The company developed its own straitforward one-page pricing structure. They looked at every type of job and figured out the average cost and how long it would take the average technician to do it. “We put every job that we could possibly do into one of ten levels,” said Trim. Once the technician assesses the job and offers the customer repair options, he assigns it to a certain level. So, for example, he might decide that it’s a Level 4 job, which has a set price.

The company tries to avoid callbacks by, among other things, allowing the technicians time to get the job done by not overloading them with calls. “We teach the techs that a job takes as long as it takes,” remarked Greenwood.

Customer service programs

The company offers two service programs for customers – the Diamond Membership for plumbing and the Platinum Club for HVAC.

Members receive priority service (within four hours) and receive a 20 percent discount on repairs. They also receive a full two-year parts and labour warranty, up from the company’s standard one-year warranty.

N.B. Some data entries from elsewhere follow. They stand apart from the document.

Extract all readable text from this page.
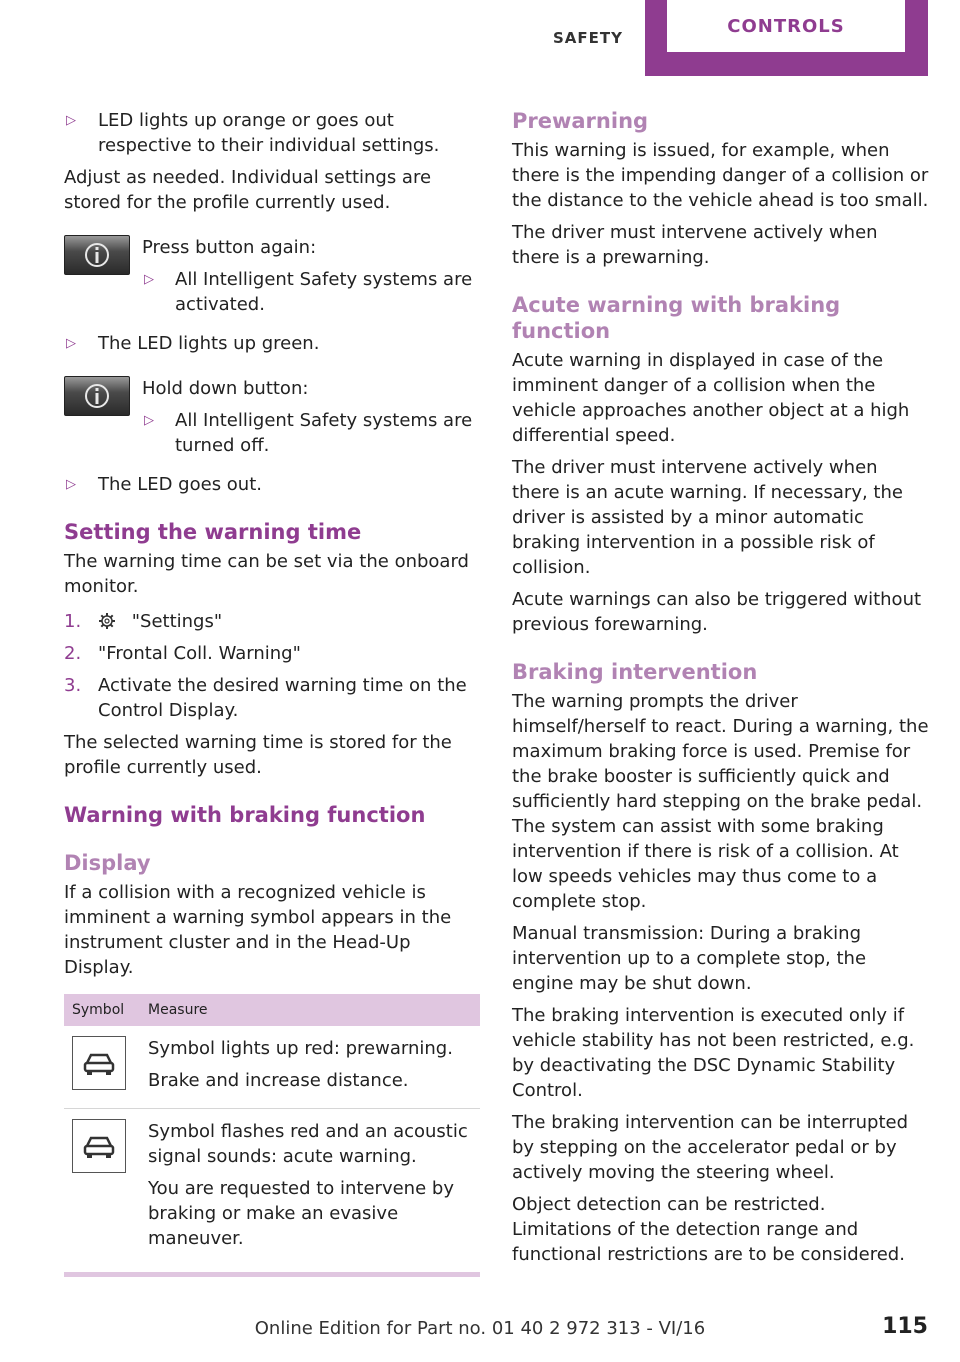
SAFETY
CONTROLS
▷ LED lights up orange or goes out respective to their individual settings.

Adjust as needed. Individual settings are stored for the profile currently used.

Press button again:

▷ All Intelligent Safety systems are activated.
▷ The LED lights up green.

Hold down button:

▷ All Intelligent Safety systems are turned off.
▷ The LED goes out.
Setting the warning time

The warning time can be set via the onboard monitor.

1.	"Settings"
2. "Frontal Coll. Warning"
3. Activate the desired warning time on the Control Display.

The selected warning time is stored for the profile currently used.

Warning with braking function
Display

If a collision with a recognized vehicle is imminent a warning symbol appears in the instrument cluster and in the Head-Up Display.

Symbol	Measure

Symbol lights up red: prewarning.

Brake and increase distance.

Symbol flashes red and an acoustic signal sounds: acute warning.

You are requested to intervene by braking or make an evasive maneuver.

Prewarning

This warning is issued, for example, when there is the impending danger of a collision or the distance to the vehicle ahead is too small.

The driver must intervene actively when there is a prewarning.

Acute warning with braking function

Acute warning in displayed in case of the imminent danger of a collision when the vehicle approaches another object at a high differential speed.

The driver must intervene actively when there is an acute warning. If necessary, the driver is assisted by a minor automatic braking intervention in a possible risk of collision.

Acute warnings can also be triggered without previous forewarning.

Braking intervention

The warning prompts the driver himself/herself to react. During a warning, the maximum braking force is used. Premise for the brake booster is sufficiently quick and sufficiently hard stepping on the brake pedal. The system can assist with some braking intervention if there is risk of a collision. At low speeds vehicles may thus come to a complete stop.

Manual transmission: During a braking intervention up to a complete stop, the engine may be shut down.

The braking intervention is executed only if vehicle stability has not been restricted, e.g. by deactivating the DSC Dynamic Stability Control.

The braking intervention can be interrupted by stepping on the accelerator pedal or by actively moving the steering wheel.

Object detection can be restricted. Limitations of the detection range and functional restrictions are to be considered.

Online Edition for Part no. 01 40 2 972 313 - VI/16	115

On the HVAC side, at cost of $9.95 per month, the customer’s system is inspected annually and, as long as no parts are used, there is no additional charge. The technician might make minor adjustments to improve system efficiency and comfort.

The big benefit is for customers is that, when the furnace or boiler needs replacement, the money they have paid in membership fees is deducted from the price.

What’s next?

Immediate plans for the company are to increase its HVAC business. Trim is also looking at expanding into B.C. and Saskatchewan. Eventually, he would like to see the company become one of the largest residential plumbing service companies in the world. “In the U.S., there are some guys running two or three hundred truck companies, but that’s where we want to be.”

Strong trade skills and a friendly professional image can go a long way.